SEK-Logo wirft viele Fragen auf

Ein Zeichen mit angeblicher Nazi-Anmutung bringt dem Freistaat Sachsen Kritik im Netz ein. Das Innenministerium greift zu Notlügen.

Dresden/Düsseldorf.

Der 17-Tonnen-Koloss auf vier Rädern soll seine Insassen vor panzerbrechender Munition schützen und vor Explosionen. Deswegen heißt das Gefährt, von dem der Freistaat in der Vorwoche das erste zweier Exemplare in Dienst stellte, "Survivor", zu deutsch "Überlebender". Die erste, zunächst unbemerkte "Bombe", so scheint es, tickte indes im Inneren des Fahrzeugs - auf den Lehnen der Sitze. "Spezialeinsatzkommando Sachsen" steht dort. Zwischen den in gebrochener, altdeutscher Schrift gestalteten Wörtern ein Logo: das Sachsenwappen, gerahmt von Leipziger Löwen im Lorbeerkranz. Links und rechts ragen zwei Schwingen heraus, horizontal wie die eines Adlers im Flug.

An den alten Lettern nahmen in sozialen Netzwerken viele Anstoß, als ein Nutzer ein Bild getwittert und kommentiert hatte: "Hübsches Logo! Fast wie früher ... fehlen nur Adler und Kreuz. Frage mich, wer sich so was ausdenkt heutzutage im Freistaat Sachsen? Und wer hat entschieden, dass so ein Logo da reinkommt?" Es hagelte jede Menge Witze und Häme, TV-Moderator Jan Böhmermann stichelte mit. Prompt ließ Sachsens Innenministerium die nächste Bombe platzen - mit einem eigenen Tweet. "Das Fahrzeug wurde mit dieser Bestickung der Sitze vom Hersteller so ausgeliefert", betonte man. Die "vom Hersteller gewählte Schriftart" sei aber keineswegs ein "Indiz für rechte Attitüde".

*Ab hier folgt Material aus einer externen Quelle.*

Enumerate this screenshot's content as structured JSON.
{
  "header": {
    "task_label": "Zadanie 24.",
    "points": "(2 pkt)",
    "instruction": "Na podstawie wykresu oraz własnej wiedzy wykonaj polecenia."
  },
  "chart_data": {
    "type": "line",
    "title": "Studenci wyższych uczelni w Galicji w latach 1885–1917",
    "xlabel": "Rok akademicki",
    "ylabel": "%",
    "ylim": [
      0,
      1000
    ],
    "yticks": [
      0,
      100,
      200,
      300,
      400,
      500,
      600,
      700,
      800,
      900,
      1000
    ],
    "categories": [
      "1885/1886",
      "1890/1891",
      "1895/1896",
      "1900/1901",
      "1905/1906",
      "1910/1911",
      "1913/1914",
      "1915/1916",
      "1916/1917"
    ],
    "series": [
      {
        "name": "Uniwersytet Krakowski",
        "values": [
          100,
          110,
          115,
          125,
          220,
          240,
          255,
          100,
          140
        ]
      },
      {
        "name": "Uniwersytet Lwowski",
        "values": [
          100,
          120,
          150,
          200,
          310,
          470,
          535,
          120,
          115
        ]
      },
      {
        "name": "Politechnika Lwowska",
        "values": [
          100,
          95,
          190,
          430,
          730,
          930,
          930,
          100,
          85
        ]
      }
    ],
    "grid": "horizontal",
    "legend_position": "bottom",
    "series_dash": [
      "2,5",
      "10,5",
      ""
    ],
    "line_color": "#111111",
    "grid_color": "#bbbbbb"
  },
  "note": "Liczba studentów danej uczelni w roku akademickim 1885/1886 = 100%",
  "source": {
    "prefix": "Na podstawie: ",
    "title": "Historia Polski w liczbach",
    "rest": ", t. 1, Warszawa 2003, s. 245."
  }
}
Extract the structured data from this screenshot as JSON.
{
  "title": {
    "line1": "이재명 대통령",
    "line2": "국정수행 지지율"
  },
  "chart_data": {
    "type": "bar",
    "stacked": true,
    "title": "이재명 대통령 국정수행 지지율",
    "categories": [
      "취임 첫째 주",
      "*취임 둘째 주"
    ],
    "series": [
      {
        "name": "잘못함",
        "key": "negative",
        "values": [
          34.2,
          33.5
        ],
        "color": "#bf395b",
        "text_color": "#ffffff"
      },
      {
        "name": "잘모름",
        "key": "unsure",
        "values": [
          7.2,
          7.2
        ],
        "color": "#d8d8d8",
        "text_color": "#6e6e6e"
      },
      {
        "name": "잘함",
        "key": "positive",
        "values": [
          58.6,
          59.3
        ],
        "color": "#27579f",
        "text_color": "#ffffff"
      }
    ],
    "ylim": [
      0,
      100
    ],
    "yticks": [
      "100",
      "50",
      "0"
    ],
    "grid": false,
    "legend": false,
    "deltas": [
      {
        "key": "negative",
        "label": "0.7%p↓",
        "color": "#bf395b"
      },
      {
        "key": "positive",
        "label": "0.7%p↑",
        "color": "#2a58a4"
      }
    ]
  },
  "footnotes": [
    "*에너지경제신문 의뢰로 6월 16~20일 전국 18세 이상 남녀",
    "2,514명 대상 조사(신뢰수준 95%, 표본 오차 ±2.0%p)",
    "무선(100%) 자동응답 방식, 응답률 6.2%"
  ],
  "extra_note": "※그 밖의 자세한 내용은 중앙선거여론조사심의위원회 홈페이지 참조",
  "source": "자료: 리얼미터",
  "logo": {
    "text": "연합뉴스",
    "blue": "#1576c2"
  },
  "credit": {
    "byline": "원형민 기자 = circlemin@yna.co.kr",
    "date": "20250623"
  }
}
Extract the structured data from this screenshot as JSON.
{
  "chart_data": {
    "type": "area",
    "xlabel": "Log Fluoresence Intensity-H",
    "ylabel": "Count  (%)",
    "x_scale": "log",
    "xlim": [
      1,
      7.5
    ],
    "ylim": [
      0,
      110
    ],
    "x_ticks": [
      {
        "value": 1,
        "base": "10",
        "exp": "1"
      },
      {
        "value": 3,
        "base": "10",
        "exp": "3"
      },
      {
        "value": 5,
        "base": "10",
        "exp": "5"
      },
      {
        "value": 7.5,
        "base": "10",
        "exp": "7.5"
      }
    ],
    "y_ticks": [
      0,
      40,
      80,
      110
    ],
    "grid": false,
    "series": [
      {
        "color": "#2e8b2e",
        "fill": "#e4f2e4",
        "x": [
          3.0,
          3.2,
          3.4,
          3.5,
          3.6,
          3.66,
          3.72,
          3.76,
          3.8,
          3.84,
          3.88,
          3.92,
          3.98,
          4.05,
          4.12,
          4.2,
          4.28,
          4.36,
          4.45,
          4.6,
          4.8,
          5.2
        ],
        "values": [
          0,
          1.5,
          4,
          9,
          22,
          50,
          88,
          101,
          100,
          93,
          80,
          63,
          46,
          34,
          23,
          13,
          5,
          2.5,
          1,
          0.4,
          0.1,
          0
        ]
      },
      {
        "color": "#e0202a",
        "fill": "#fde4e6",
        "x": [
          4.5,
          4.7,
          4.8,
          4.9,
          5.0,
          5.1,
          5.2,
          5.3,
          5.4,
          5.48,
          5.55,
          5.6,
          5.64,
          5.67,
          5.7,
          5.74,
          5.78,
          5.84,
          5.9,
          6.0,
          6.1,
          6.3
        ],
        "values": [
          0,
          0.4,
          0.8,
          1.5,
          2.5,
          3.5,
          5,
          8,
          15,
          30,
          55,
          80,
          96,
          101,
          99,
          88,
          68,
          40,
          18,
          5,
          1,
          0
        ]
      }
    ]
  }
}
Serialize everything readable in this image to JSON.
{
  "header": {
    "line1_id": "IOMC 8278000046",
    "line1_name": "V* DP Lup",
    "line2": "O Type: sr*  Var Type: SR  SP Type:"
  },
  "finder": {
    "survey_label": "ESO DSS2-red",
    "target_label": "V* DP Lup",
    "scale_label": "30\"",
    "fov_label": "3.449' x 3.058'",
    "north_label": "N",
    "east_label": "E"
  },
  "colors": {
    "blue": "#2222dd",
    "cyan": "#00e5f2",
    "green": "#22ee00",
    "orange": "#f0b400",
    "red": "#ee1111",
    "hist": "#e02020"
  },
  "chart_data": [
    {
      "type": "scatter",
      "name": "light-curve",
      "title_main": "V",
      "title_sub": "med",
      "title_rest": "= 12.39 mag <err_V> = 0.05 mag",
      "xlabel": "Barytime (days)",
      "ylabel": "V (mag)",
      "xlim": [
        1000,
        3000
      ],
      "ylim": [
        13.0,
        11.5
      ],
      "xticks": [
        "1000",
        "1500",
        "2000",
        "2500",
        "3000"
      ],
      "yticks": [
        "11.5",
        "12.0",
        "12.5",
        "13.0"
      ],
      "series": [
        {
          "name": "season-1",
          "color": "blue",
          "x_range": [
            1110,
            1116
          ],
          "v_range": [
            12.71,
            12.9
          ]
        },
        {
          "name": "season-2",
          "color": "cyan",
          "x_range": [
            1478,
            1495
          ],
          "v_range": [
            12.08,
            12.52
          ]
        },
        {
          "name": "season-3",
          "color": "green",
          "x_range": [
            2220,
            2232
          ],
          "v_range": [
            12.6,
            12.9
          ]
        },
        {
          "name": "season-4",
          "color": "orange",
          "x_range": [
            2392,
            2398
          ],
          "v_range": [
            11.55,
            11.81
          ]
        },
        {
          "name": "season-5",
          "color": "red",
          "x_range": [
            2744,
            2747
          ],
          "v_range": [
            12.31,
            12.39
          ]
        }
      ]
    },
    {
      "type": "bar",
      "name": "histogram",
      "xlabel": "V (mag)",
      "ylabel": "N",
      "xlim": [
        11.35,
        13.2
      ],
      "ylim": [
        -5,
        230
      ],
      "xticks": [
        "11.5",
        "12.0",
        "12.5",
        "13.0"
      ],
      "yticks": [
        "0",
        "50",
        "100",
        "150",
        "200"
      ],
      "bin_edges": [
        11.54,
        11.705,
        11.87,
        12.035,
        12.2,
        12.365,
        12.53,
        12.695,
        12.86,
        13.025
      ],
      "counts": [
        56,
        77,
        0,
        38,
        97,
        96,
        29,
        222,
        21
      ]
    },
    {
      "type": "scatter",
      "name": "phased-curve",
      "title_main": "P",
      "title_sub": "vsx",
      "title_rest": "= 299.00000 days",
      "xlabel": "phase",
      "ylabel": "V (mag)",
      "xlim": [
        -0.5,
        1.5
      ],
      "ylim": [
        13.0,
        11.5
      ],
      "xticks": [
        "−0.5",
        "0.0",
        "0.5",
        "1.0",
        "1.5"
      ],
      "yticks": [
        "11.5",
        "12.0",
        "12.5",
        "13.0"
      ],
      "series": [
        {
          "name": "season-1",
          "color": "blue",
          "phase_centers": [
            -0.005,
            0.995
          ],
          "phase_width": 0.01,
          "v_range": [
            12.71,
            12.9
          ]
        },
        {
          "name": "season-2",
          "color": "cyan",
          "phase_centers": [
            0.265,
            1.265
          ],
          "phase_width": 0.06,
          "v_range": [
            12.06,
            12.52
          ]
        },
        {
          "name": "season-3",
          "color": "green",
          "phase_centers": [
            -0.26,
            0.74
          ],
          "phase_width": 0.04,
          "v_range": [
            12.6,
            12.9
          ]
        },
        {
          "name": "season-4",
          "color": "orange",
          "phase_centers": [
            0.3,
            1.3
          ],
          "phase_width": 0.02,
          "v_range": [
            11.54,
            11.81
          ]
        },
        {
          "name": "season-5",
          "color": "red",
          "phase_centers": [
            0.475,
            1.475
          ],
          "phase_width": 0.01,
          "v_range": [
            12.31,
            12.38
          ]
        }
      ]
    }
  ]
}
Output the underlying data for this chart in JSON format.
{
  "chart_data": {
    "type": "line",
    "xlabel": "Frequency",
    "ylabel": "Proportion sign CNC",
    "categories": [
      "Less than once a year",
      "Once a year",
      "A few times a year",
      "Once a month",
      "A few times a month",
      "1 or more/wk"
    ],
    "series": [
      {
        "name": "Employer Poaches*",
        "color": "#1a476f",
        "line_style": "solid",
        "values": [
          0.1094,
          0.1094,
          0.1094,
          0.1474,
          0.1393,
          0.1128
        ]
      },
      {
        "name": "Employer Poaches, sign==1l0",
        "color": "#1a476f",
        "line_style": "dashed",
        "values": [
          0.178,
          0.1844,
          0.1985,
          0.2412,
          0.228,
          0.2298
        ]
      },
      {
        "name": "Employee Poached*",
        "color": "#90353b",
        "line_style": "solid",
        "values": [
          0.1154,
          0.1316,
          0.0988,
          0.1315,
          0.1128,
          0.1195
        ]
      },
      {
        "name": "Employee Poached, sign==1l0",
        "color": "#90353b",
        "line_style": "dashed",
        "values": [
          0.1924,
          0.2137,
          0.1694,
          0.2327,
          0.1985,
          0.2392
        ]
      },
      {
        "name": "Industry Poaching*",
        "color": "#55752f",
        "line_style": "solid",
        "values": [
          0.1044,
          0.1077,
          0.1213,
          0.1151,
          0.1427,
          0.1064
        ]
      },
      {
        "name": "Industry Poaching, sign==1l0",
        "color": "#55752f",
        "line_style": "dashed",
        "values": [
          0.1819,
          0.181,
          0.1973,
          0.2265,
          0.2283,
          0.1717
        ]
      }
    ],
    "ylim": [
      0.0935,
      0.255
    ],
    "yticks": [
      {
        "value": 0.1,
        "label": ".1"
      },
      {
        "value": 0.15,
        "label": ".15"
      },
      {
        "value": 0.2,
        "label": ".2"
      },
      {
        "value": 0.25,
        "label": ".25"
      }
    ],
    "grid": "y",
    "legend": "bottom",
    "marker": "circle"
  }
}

Die Sprengkraft dieses Tweets lag darin, dass er sich, wohl um den "Schwarzen Peter" weiterzuschieben, einer Notlüge bediente. Der Hersteller des Fahrzeugs ist der Düsseldorfer Rüstungskonzern Rheinmetall. Dessen Sprecher Oliver Hoffmann betonte im Gespräch mit der "Freien Presse" zwar, "offiziell kein Statement zu Kundenwünschen" abgeben zu können. Angesichts einer Vielzahl an Presseanfragen war er aber erkennbar froh, auf eine zwischenzeitlich ergangene Äußerung des Landeskriminalamtes Sachsen hinweisen zu können.

LKA-Sprecher Tom Bernhardt hatte einem Radiosender gegenüber kurz zuvor eine Aussage getroffen, die der Version des Innenministeriums diametral widersprach: Das gestickte SEK-Logo gebe es "intern" seit 1991. Es sei nicht für externe Präsentation bestimmt. Man habe sich damals am Logo des SEK Baden-Württemberg orientiert. Nach der oft von Neonazis genutzten gebrochenen Schriftart gefragt, konterte er. Zur Nazi-Zeit sei Frakturschrift vielmehr sogar als zu jüdisch verboten worden. Das stimmt bedingt: Im Januar 1941 wurden auf Hitlers Order die sogenannten "Schwabacher Judenlettern" als amtliche Schrift abgelöst, die diesen ähnlichen gotischen Lettern gleich mit.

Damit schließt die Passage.